According to Kate Brown, a professor in the MIT Program in Science, Technology, and Society, zoonotic diseases— those initially transmitted from animals to humans, including Covid-19—can occur more frequently and strike more powerfully as a direct consequence of the stresses humans place on the environment.
Contributing to the current pandemic and to other infectious disease flare-ups in recent decades is the fact that animals and humans now live in increasingly close quarters, with human populations encroaching ever further into wildlife zones, Brown maintains. Modern industrial-scale agriculture is another culprit: tens of thousands of chickens, for example, can be raised within a single barn in just six weeks, an accelerated time frame that encourages pathogens to transform from sublethal residents into deadly invaders.
Although self-isolation is a key preventative strategy, the human body is not hermetically sealed, Brown points out. “We’re wading through an atmosphere filled with viruses and bacteria, antibiotic-resistant microbes and radioactive contaminants, and our bodies act like nets in the ocean, catching and filtering almost everything passing through.” Protecting ourselves when we are so porous is a huge challenge, compounded by the fact that we face a vast array of environmental toxins predominantly of anthropogenic origin, in addition to the threats posed by virulent biological agents.
Brown has catalogued many cases where human behavior has compromised the environment, thereby jeopardizing human health and welfare, in a series of award-winning books.
The first, A Biography of No Place: From Ethnic Borderland to Soviet Heartland (Harvard University Press, 2004), describes a region along the Ukraine-Poland border chronically besieged by war, famine, and ethnic cleansing. She chose the first-person voice for this and her other books, which is unusual for historical works, in order to “bring readers along and help them visualize these places.”
In Plutopia: Nuclear Families in Atomic Cities and the Great Soviet and American Plutonium Disasters (Oxford University Press, 2013), Brown profiled two cities that were built around the world’s first nuclear plants to produce weapons-grade plutonium, one in Hanford, Washington, and the other in Ozersk, Russia. Over a period of decades, each plant unleashed some 350 million curies of radioactivity with devastating repercussions. Similar tales unfold in Dispatches from Dystopia: Histories of Places Not Yet Forgotten (University of Chicago Press, 2015), in which Brown explores “modernist wastelands” such as America’s biggest Superfund site, a former copper mine near Butte, Montana, despoiled by arsenic, heavy metals, and contaminated soil, and its counterpart, a ravaged mining town in Kazakhstan. Manual for Survival (W. W. Norton & Company, 2019), meanwhile, takes a close look at the medical and environmental consequences of fallout from the 1986 Chernobyl nuclear disaster. Long-lived radionuclides released in that accident are still circulating, with high levels of radiation emitted just this year during forest fires near the reactor complex.
One lesson emerging from Brown’s work is that natural and human-made disasters are now so closely entwined it can be hard to disentangle the two. Yet she sees some grounds for hope, albeit from an unlikely source. “The [coronavirus] pandemic is teaching us a great deal,” she says. “We’ve learned how to slow down, to communicate over the phone and internet rather than getting on a plane every other day. And people have shown they’re willing to make economic sacrifices to save lives.” Thanks to these changes, CO2 output has dropped, which means fewer people will die from air pollution and respiratory illnesses, Brown says.

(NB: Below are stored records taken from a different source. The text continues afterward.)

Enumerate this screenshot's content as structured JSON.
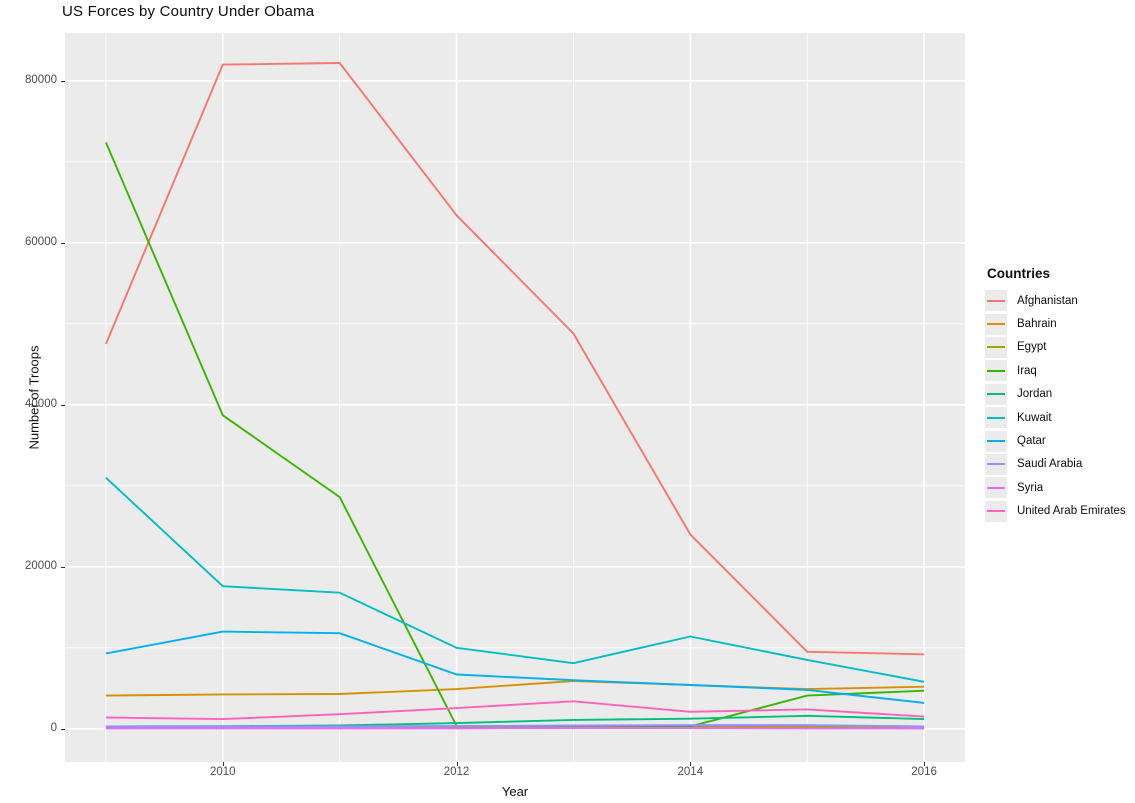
{
  "chart_data": {
    "type": "line",
    "title": "US Forces by Country Under Obama",
    "xlabel": "Year",
    "ylabel": "Number of Troops",
    "legend_title": "Countries",
    "legend_position": "right",
    "grid": true,
    "panel_bg": "#EBEBEB",
    "grid_color": "#FFFFFF",
    "x": [
      2009,
      2010,
      2011,
      2012,
      2013,
      2014,
      2015,
      2016
    ],
    "xlim": [
      2008.65,
      2016.35
    ],
    "ylim": [
      -4100,
      85900
    ],
    "x_major_ticks": [
      2010,
      2012,
      2014,
      2016
    ],
    "x_minor_ticks": [
      2009,
      2011,
      2013,
      2015
    ],
    "y_major_ticks": [
      0,
      20000,
      40000,
      60000,
      80000
    ],
    "y_minor_ticks": [
      10000,
      30000,
      50000,
      70000
    ],
    "series": [
      {
        "name": "Afghanistan",
        "color": "#F8766D",
        "values": [
          47500,
          82000,
          82200,
          63400,
          48800,
          24000,
          9500,
          9200
        ]
      },
      {
        "name": "Bahrain",
        "color": "#D89000",
        "values": [
          4100,
          4250,
          4300,
          4900,
          5900,
          5400,
          4900,
          5200
        ]
      },
      {
        "name": "Egypt",
        "color": "#A3A500",
        "values": [
          300,
          300,
          300,
          280,
          260,
          250,
          260,
          290
        ]
      },
      {
        "name": "Iraq",
        "color": "#39B600",
        "values": [
          72400,
          38700,
          28600,
          350,
          300,
          300,
          4100,
          4700
        ]
      },
      {
        "name": "Jordan",
        "color": "#00BF7D",
        "values": [
          300,
          320,
          400,
          700,
          1100,
          1250,
          1600,
          1200
        ]
      },
      {
        "name": "Kuwait",
        "color": "#00BFC4",
        "values": [
          31000,
          17600,
          16800,
          10000,
          8100,
          11400,
          8500,
          5800
        ]
      },
      {
        "name": "Qatar",
        "color": "#00B0F6",
        "values": [
          9300,
          12000,
          11800,
          6700,
          6000,
          5400,
          4800,
          3200
        ]
      },
      {
        "name": "Saudi Arabia",
        "color": "#9590FF",
        "values": [
          300,
          300,
          300,
          350,
          400,
          450,
          450,
          300
        ]
      },
      {
        "name": "Syria",
        "color": "#E76BF3",
        "values": [
          50,
          50,
          50,
          50,
          100,
          100,
          50,
          30
        ]
      },
      {
        "name": "United Arab Emirates",
        "color": "#FF62BC",
        "values": [
          1400,
          1200,
          1800,
          2550,
          3400,
          2100,
          2400,
          1500
        ]
      }
    ]
  }
}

“Economic projections suggest it won’t be easy to get back to where we were,” she adds. “Part of the reset, which I hope is now underway, should involve thinking about more sustainable, just, and equitable ways of resuming our economic activity.”
Brown’s current research, which explores a shift toward more energy-efficient and environmentally forgiving modes of farming, is aligned with that theme. While people today focus on the growth of financial indicators, she says, “we ignore the phenomenal growth around us—the ability of plants to create biomass, turn carbon dioxide into oxygen, and fill our soils with nutrients. That’s the kind of growth that’s really radical, and that’s the kind of growth we should be promoting.”
Steve Nadis is a 1997–98 MIT Knight Science Journalism Fellow.